これらのエラーを修正する最善の方法は、厳密に型指定された API を備えたライブラリの使用を検討することです。ただし、これが不可能な場合は、ライブラリの種類を自分で拡張できます。固定ライブラリ タイプの例は次のようになります。


 // ✅ Correct import { authenticate } from 'untyped-auth'; // ^? (login: string, password: string) => Promise<UserInfo | null> const userInfo = await authenticate('test', 'pwd'); // ^? UserInfo | null if (userInfo) { console.log(userInfo.name); }


危険なリターンはありません

no-unsafe-returnルールは、より具体的なものを返す必要がある関数から誤ってany型を返さないようにするのに役立ちます。このような場合、実際にはデータの型が異なる可能性があるにもかかわらず、コンパイラは戻り値が特定の型を持つと誤解する可能性があります。


たとえば、JSON を解析し、2 つのプロパティを持つオブジェクトを返す関数があるとします。


 // ❌ Incorrect interface FormValues { name: string; address: string; } function parseForm(json: string): FormValues { return JSON.parse(json); // ^ Unsafe return of an `any` typed value. } const form = parseForm('null'); console.log(form.name); // ^ TypeError: Cannot read properties of null


parseForm関数は、解析された値がチェックされないため、プログラムのどの部分でも使用されると実行時エラーが発生する可能性があります。 no-unsafe-returnルールにより、このような実行時の問題が防止されます。


この問題は、解析された JSON が期待される型と一致することを確認する検証を追加することで簡単に修正できます。今回は Zod ライブラリを使用してみましょう。

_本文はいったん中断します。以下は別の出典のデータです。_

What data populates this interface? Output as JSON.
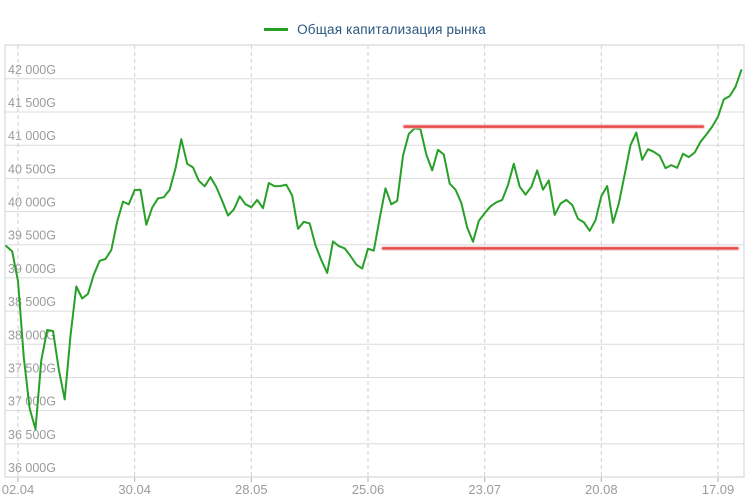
{
  "legend": {
    "label": "Общая капитализация рынка"
  },
  "colors": {
    "background": "#ffffff",
    "series_green": "#28a028",
    "level_red": "#e64c4c",
    "level_red_halo": "#f3b0b0",
    "legend_text": "#2a5780",
    "axis_label": "#9b9b9b",
    "h_grid": "#dcdcdc",
    "v_grid": "#cfcfcf",
    "plot_border": "#c9d2da",
    "tick": "#b0b0b0"
  },
  "y_axis": {
    "unit": "G",
    "min": 36000,
    "max": 42510,
    "tick_step": 500,
    "tick_values": [
      36000,
      36500,
      37000,
      37500,
      38000,
      38500,
      39000,
      39500,
      40000,
      40500,
      41000,
      41500,
      42000
    ],
    "tick_labels": [
      "36 000G",
      "36 500G",
      "37 000G",
      "37 500G",
      "38 000G",
      "38 500G",
      "39 000G",
      "39 500G",
      "40 000G",
      "40 500G",
      "41 000G",
      "41 500G",
      "42 000G"
    ]
  },
  "x_axis": {
    "tick_labels": [
      "02.04",
      "30.04",
      "28.05",
      "25.06",
      "23.07",
      "20.08",
      "17.09"
    ],
    "tick_indices": [
      2,
      22,
      42,
      62,
      82,
      102,
      122
    ]
  },
  "chart_data": {
    "type": "line",
    "title": "Общая капитализация рынка",
    "grid": true,
    "legend_position": "top-center",
    "ylim": [
      36000,
      42510
    ],
    "series": [
      {
        "name": "Общая капитализация рынка",
        "color": "#28a028",
        "dates": [
          "29.03",
          "30.03",
          "02.04",
          "03.04",
          "04.04",
          "05.04",
          "06.04",
          "09.04",
          "10.04",
          "11.04",
          "12.04",
          "13.04",
          "16.04",
          "17.04",
          "18.04",
          "19.04",
          "20.04",
          "23.04",
          "24.04",
          "25.04",
          "26.04",
          "27.04",
          "30.04",
          "01.05",
          "02.05",
          "03.05",
          "04.05",
          "07.05",
          "08.05",
          "09.05",
          "10.05",
          "11.05",
          "14.05",
          "15.05",
          "16.05",
          "17.05",
          "18.05",
          "21.05",
          "22.05",
          "23.05",
          "24.05",
          "25.05",
          "28.05",
          "29.05",
          "30.05",
          "31.05",
          "01.06",
          "04.06",
          "05.06",
          "06.06",
          "07.06",
          "08.06",
          "11.06",
          "12.06",
          "13.06",
          "14.06",
          "15.06",
          "18.06",
          "19.06",
          "20.06",
          "21.06",
          "22.06",
          "25.06",
          "26.06",
          "27.06",
          "28.06",
          "29.06",
          "02.07",
          "03.07",
          "04.07",
          "05.07",
          "06.07",
          "09.07",
          "10.07",
          "11.07",
          "12.07",
          "13.07",
          "16.07",
          "17.07",
          "18.07",
          "19.07",
          "20.07",
          "23.07",
          "24.07",
          "25.07",
          "26.07",
          "27.07",
          "30.07",
          "31.07",
          "01.08",
          "02.08",
          "03.08",
          "06.08",
          "07.08",
          "08.08",
          "09.08",
          "10.08",
          "13.08",
          "14.08",
          "15.08",
          "16.08",
          "17.08",
          "20.08",
          "21.08",
          "22.08",
          "23.08",
          "24.08",
          "27.08",
          "28.08",
          "29.08",
          "30.08",
          "31.08",
          "03.09",
          "04.09",
          "05.09",
          "06.09",
          "07.09",
          "10.09",
          "11.09",
          "12.09",
          "13.09",
          "14.09",
          "17.09",
          "18.09",
          "19.09",
          "20.09",
          "21.09"
        ],
        "values": [
          39480,
          39400,
          38950,
          37800,
          37030,
          36720,
          37760,
          38215,
          38200,
          37620,
          37170,
          38130,
          38870,
          38690,
          38760,
          39050,
          39260,
          39285,
          39420,
          39850,
          40150,
          40110,
          40325,
          40330,
          39800,
          40060,
          40200,
          40215,
          40330,
          40650,
          41090,
          40720,
          40665,
          40465,
          40380,
          40520,
          40370,
          40160,
          39940,
          40030,
          40230,
          40110,
          40065,
          40175,
          40050,
          40430,
          40380,
          40385,
          40405,
          40240,
          39740,
          39845,
          39820,
          39490,
          39270,
          39075,
          39550,
          39480,
          39445,
          39330,
          39200,
          39140,
          39440,
          39410,
          39900,
          40350,
          40110,
          40160,
          40840,
          41170,
          41255,
          41240,
          40860,
          40620,
          40930,
          40860,
          40420,
          40330,
          40130,
          39760,
          39545,
          39860,
          39975,
          40080,
          40140,
          40175,
          40400,
          40720,
          40375,
          40255,
          40370,
          40620,
          40330,
          40470,
          39950,
          40120,
          40175,
          40100,
          39890,
          39840,
          39710,
          39870,
          40230,
          40385,
          39830,
          40120,
          40560,
          41000,
          41190,
          40780,
          40940,
          40900,
          40840,
          40655,
          40700,
          40660,
          40870,
          40820,
          40890,
          41050,
          41160,
          41280,
          41430,
          41690,
          41740,
          41880,
          42130
        ]
      }
    ],
    "levels": [
      {
        "name": "resistance",
        "value": 41280,
        "from_date": "04.07",
        "to_date": "13.09",
        "from_index": 68.3,
        "to_index": 119.4
      },
      {
        "name": "support",
        "value": 39445,
        "from_date": "28.06",
        "to_date": "20.09",
        "from_index": 64.6,
        "to_index": 125.3
      }
    ]
  }
}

 // ✅ Correct import { z } from 'zod'; const schema = z.object({ name: z.string(), address: z.string(), }); function parseForm(json: string): FormValues { return schema.parse(JSON.parse(json)); }


パフォーマンスに関する注意事項

型チェックされたルールを使用すると、すべての型を推論するために TypeScript のコンパイラを呼び出す必要があるため、ESLint のパフォーマンスが低下します。この速度の低下は主に、コミット前フックおよび CI でリンターを実行するときに顕著ですが、IDE で作業している場合には目立ちません。型チェックは IDE の起動時に 1 回実行され、コードを変更すると型が更新されます。

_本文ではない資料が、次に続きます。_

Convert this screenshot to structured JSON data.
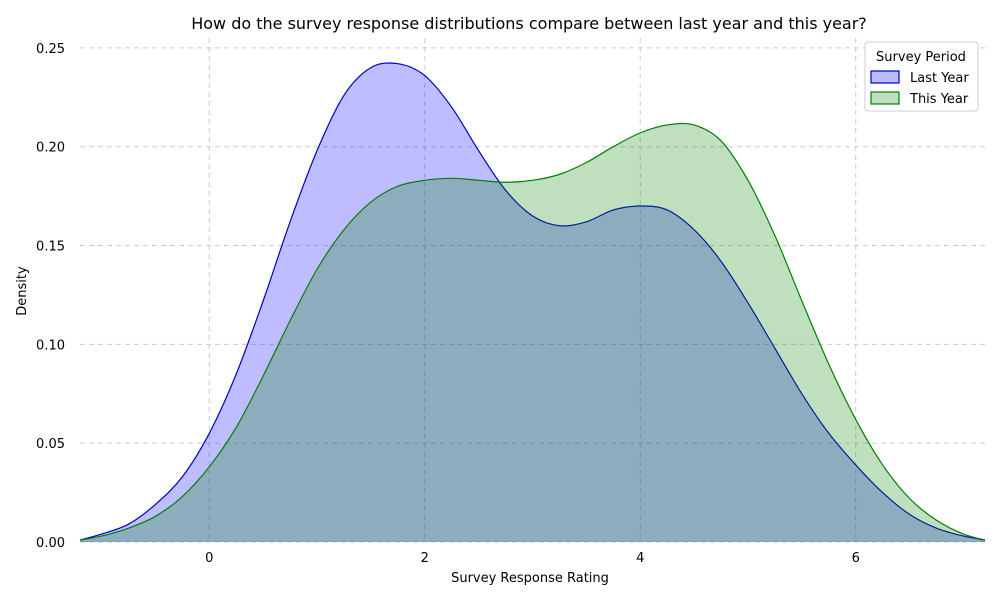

型を推論するだけの方が、通常のtscコンパイラの呼び出しよりも高速に動作することに注意してください。たとえば、約 150 万行の TypeScript コードを含む最新のプロジェクトでは、 tscによる型チェックに約 11 分かかりますが、ESLint の型認識ルールのブートストラップに必要な追加時間はわずか約 2 分です。


私たちのチームにとって、型を認識した静的解析ルールを使用することによって得られる追加の安全性は、トレードオフの価値があります。小規模なプロジェクトでは、この決定はさらに簡単になります。

結論

TypeScript プロジェクトでのanyの使用を制御することは、最適なタイプ セーフティとコード品質を達成するために重要です。 typescript-eslintプラグインを利用することで、開発者はコードベース内のany型の出現を特定して削除できるため、より堅牢で保守しやすいコードベースが得られます。


型を認識した eslint ルールを使用することにより、コードベース内にキーワードanyが出現しても、間違いや見落としではなく、意図的な決定となります。このアプローチにより、標準ライブラリやサードパーティの依存関係anyでなく、独自のコード内での使用も防止されます。


全体として、型認識リンターを使用すると、Java、Go、Rust などの静的型付けプログラミング言語と同様のレベルの型安全性を達成できます。これにより、大規模プロジェクトの開発とメンテナンスが大幅に簡素化されます。


この記事から何か新しいことを学んでいただければ幸いです。読んでくれてありがとう!